Seni rupa bagaimanapun punya pengaruh kuat di era digitalisasi. Semua yang berhubungan dengan indera penglihatan saat ini tentu berhubungan dengan seni visual. Sebagai penulis yang kebetulan pengajar seni rupa, rasanya ikut bangga karena bagaimanapun seni rupa menyumbang banyak peranan untuk memeriahkan literasi, dunia entertain/ pertunjukan / jasa hiburan.

Ada misi di buku ini bila selesai, bahwa semoga semakin banyak pembaca tertarik untuk mengapresiasi terutama, karya seni rupa baik lukis, patung, kria, graffiti, mural. Sebab tanpa sadar hubungan manusia dan seni rupa sangat erat, tidak mungkin ada yang tidak mengenal graffiti, lukisan, patung, grafis.

Kembali pada bahasan judul membaca fenomena zaman dengan melihat karya seni lukis. Kadang imajinasi pelukis, seniman melebihi zamannya. Contohnya Vincent Van Gogh, juga karya karya Leonardo Da Vinci yang bisa membuat gambar yang akhirnya pada abad mendatang menjadi kenyataan. Lukisan merupakan Jiwa Ketok. Gejolak jiwa, perabaan pada dunia masa depan sering sekali muncul dari gambar atau lukisan.

Fenomena perwajahan yang akhirnya memberi sentuhan keindahan pada aktifitas manusia. Yang sering terlihat dan bisa jadi menjadi semacam sindiran untuk fenomena zaman ialah lukisan Djoko Pekik. Saya sering membaca buku dari Romo Sindhunata. Dalam tulisan- tulisan featurenya yang termasuk menjadi acuan saya saat menulis feature tangkapan apresiasi tulisan Romo Sindhu. Celeng yang sering menjadi cerminan gambaran manusia yang culas, licik digambarkan dengan menarik dalam feature yang ditulisnya. Sebagai penulis tentu saja tertarik untuk menulis tentang lukisan, seni rupa.

Kalau saya melihat lukisan Djoko Pekik. Memang interpretasi tentang celeng, tikus berhubungan dengan sifat- sifat manusia modern. Korupsi, nepotisme, koncoisme, dan berbagai penyimpangan sosial yang selalu ditemui dari waktu ke waktu. Sifat culas dan haus kekuasaan dari waktu ke waktu sudah dihilangkan. Apalagi di sebuah negara berkembang dan sedang berkembang pula pemahaman tentang demokrasi. Kada persepsi demokrasi kebablasan. Kekuasaan membutakan nurani, kekuasaan membuat semula yang rajin beribadah terlihat rakus dan lupa akan ilmu kebaikan yang menjadi esensi ajaran agama.

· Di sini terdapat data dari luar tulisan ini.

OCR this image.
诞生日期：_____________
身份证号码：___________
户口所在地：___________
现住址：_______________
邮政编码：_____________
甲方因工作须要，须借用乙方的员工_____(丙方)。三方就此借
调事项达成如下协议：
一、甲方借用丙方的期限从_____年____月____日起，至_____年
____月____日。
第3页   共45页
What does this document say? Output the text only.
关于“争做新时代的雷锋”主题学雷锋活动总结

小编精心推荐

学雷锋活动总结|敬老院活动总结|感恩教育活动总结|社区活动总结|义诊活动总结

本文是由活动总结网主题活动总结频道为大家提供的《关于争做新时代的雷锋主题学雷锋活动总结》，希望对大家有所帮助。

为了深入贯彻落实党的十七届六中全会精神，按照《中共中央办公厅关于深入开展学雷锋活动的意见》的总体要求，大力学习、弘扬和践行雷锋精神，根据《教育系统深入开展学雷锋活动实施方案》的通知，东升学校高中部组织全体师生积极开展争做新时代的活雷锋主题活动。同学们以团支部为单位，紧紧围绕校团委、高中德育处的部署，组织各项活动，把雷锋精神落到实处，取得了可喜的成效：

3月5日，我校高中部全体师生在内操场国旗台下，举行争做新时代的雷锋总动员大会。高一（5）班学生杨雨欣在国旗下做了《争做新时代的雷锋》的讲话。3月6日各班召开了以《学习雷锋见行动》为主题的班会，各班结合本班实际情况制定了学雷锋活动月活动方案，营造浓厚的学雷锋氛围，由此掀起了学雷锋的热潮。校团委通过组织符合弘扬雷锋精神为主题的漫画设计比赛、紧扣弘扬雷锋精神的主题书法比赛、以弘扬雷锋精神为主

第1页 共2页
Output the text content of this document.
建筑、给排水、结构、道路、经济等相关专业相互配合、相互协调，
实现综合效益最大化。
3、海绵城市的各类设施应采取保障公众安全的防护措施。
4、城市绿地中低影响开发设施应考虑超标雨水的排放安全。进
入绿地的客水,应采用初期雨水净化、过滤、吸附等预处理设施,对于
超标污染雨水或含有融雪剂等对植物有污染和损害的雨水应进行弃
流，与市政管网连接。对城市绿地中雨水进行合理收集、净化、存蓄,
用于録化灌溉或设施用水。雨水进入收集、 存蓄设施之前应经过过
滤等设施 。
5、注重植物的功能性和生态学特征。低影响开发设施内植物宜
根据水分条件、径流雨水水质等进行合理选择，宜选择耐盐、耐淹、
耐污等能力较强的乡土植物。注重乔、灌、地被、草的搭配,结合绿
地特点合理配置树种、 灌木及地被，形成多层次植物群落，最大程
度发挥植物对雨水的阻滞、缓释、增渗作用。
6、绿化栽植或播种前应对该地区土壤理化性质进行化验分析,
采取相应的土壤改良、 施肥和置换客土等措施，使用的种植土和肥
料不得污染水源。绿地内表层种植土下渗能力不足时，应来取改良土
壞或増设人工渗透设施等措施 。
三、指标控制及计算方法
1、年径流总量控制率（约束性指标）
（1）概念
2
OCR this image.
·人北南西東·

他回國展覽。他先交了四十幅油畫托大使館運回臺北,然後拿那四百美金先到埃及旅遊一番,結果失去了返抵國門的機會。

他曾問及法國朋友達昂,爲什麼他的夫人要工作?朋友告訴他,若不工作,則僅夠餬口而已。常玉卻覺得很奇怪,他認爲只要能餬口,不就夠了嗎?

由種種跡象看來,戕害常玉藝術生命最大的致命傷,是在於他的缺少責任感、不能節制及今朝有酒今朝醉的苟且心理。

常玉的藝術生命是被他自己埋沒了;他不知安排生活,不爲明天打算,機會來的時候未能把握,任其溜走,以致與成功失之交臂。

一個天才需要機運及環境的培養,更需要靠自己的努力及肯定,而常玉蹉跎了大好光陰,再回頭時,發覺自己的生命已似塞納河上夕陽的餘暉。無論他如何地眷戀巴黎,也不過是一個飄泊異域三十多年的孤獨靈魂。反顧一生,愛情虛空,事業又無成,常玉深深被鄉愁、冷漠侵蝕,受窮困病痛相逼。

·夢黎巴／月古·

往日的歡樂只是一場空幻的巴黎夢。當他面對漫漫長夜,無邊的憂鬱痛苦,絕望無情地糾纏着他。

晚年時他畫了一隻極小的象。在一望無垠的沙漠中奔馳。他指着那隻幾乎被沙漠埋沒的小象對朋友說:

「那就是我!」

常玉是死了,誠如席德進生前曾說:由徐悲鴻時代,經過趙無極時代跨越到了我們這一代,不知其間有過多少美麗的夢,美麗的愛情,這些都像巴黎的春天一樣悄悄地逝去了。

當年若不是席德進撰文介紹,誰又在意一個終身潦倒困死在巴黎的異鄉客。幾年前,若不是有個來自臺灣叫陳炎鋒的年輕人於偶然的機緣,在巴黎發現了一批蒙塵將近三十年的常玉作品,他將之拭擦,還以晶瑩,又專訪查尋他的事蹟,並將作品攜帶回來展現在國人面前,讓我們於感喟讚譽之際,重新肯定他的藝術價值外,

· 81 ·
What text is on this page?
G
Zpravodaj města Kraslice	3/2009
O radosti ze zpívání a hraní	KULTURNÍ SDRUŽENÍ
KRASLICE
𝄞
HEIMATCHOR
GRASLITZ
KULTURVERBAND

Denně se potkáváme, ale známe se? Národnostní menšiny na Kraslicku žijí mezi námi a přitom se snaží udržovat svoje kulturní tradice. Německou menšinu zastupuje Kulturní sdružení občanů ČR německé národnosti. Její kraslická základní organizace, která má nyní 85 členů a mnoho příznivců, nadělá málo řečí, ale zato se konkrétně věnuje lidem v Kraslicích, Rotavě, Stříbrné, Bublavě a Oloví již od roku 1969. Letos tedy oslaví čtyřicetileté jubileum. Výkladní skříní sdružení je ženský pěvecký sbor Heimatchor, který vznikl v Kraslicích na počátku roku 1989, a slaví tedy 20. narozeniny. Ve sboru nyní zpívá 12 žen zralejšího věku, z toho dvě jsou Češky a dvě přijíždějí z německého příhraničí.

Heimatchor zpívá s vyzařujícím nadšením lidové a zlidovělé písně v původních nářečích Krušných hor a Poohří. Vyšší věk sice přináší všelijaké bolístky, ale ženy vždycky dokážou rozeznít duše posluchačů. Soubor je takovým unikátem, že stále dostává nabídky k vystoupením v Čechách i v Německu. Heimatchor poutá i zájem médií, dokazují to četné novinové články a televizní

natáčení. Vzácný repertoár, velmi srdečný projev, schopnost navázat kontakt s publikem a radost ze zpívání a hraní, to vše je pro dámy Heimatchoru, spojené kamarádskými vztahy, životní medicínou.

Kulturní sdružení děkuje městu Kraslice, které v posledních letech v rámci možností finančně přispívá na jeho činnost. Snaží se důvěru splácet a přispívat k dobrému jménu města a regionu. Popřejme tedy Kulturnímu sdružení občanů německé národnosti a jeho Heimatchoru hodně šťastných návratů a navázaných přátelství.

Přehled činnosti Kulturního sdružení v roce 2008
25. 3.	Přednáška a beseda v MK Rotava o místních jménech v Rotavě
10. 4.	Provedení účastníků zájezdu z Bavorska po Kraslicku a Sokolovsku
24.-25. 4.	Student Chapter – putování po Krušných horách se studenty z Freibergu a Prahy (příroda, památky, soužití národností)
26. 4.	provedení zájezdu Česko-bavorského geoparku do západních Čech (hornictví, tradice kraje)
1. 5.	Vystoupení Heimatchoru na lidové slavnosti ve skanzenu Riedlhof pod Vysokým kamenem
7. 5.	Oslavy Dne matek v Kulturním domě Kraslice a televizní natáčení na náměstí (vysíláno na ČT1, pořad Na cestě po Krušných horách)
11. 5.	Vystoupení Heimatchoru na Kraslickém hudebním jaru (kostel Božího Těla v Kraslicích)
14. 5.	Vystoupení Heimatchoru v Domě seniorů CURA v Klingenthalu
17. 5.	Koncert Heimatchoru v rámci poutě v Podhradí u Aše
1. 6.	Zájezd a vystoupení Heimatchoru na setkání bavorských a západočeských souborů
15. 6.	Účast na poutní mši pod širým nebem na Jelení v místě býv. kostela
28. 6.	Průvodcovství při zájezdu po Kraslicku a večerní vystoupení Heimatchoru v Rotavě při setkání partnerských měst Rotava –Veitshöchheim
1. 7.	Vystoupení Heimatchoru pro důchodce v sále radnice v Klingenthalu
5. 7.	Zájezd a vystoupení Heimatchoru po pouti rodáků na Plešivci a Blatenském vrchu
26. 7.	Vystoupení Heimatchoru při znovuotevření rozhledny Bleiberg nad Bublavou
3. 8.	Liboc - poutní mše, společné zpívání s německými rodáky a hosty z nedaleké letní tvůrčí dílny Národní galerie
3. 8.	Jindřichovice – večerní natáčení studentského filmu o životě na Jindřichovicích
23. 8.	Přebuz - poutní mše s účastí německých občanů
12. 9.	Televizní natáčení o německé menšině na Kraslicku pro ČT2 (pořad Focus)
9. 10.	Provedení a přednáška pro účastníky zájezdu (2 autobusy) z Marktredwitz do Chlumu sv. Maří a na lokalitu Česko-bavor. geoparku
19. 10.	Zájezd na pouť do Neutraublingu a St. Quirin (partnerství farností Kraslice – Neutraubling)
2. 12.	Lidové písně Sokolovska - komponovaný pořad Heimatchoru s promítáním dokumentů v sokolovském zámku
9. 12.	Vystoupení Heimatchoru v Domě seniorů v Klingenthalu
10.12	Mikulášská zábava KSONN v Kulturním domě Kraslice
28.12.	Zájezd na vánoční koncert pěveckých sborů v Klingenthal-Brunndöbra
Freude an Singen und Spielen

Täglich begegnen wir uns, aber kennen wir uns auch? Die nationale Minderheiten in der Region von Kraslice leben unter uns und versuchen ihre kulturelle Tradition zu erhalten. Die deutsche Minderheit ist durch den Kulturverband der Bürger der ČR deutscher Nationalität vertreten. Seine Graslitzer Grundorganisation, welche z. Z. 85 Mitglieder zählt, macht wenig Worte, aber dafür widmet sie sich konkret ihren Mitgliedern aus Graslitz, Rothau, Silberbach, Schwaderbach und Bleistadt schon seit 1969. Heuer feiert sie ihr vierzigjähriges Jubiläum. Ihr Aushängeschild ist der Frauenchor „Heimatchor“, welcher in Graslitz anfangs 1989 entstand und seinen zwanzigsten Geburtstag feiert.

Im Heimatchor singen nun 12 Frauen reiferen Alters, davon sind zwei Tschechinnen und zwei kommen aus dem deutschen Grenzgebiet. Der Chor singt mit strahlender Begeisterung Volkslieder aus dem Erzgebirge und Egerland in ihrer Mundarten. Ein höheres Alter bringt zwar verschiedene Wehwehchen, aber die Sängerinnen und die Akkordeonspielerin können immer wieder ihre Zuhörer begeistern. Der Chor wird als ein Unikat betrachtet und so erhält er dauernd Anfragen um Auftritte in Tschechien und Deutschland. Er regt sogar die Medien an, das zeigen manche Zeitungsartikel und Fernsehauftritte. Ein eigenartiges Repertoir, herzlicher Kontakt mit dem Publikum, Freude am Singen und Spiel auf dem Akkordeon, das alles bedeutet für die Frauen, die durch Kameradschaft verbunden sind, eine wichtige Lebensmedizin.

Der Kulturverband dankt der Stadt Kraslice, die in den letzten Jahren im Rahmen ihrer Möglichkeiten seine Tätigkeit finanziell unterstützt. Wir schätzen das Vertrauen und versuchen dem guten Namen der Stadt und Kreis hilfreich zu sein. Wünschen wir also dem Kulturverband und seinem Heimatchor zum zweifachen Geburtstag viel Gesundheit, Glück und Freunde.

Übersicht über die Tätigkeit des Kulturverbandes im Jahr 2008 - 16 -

Jujur saya masih malu disebut seniman atau pelukis, masih lebih suka penyuka seni itu saja. Seni lukis kadang menurut pengamat, kurator itu semacam mempunyai kasta. Bila seniman sangat rajin melukis, maka ia mempunyai kasta tinggi, karena jam terbang dan bakatnya. Sedangkan saya melukis masih suka- suka kalau sedang mood ya melukis, kalau tidak mood yang lebih sering jalan- jalan dan menulis belum bisa disebut seniman. Meskipun kalau masalah susah diatur dan cenderung ingin bebas itu salah satu sifat saya yang mendukung menjadi seniman. Hehehe.

Affandi, Djoko Pekik, S. Sudjojono, Nashar, Basuki Abdullah, Widayat, But Mochtar, Nyoman Nuarta, Nyoman Gunarsa dan masih banyak pelukis Indonesia adalah fenomena, pelukis- pelukis yang banyak memberi warna perkembangan seni budaya, mengenal mereka seperti merasakan denyut nadi kebudayaan Indonesia. Melihat lukisannya rasanya kecintaan pada seni budaya semakin menguat. Awam seni semoga semakin mengenal sejarah perkembangan seni Indonesia. Budaya Indonesia maju maju pula Indonesia untuk bisa bersaing di tingkat global. Salam budaya.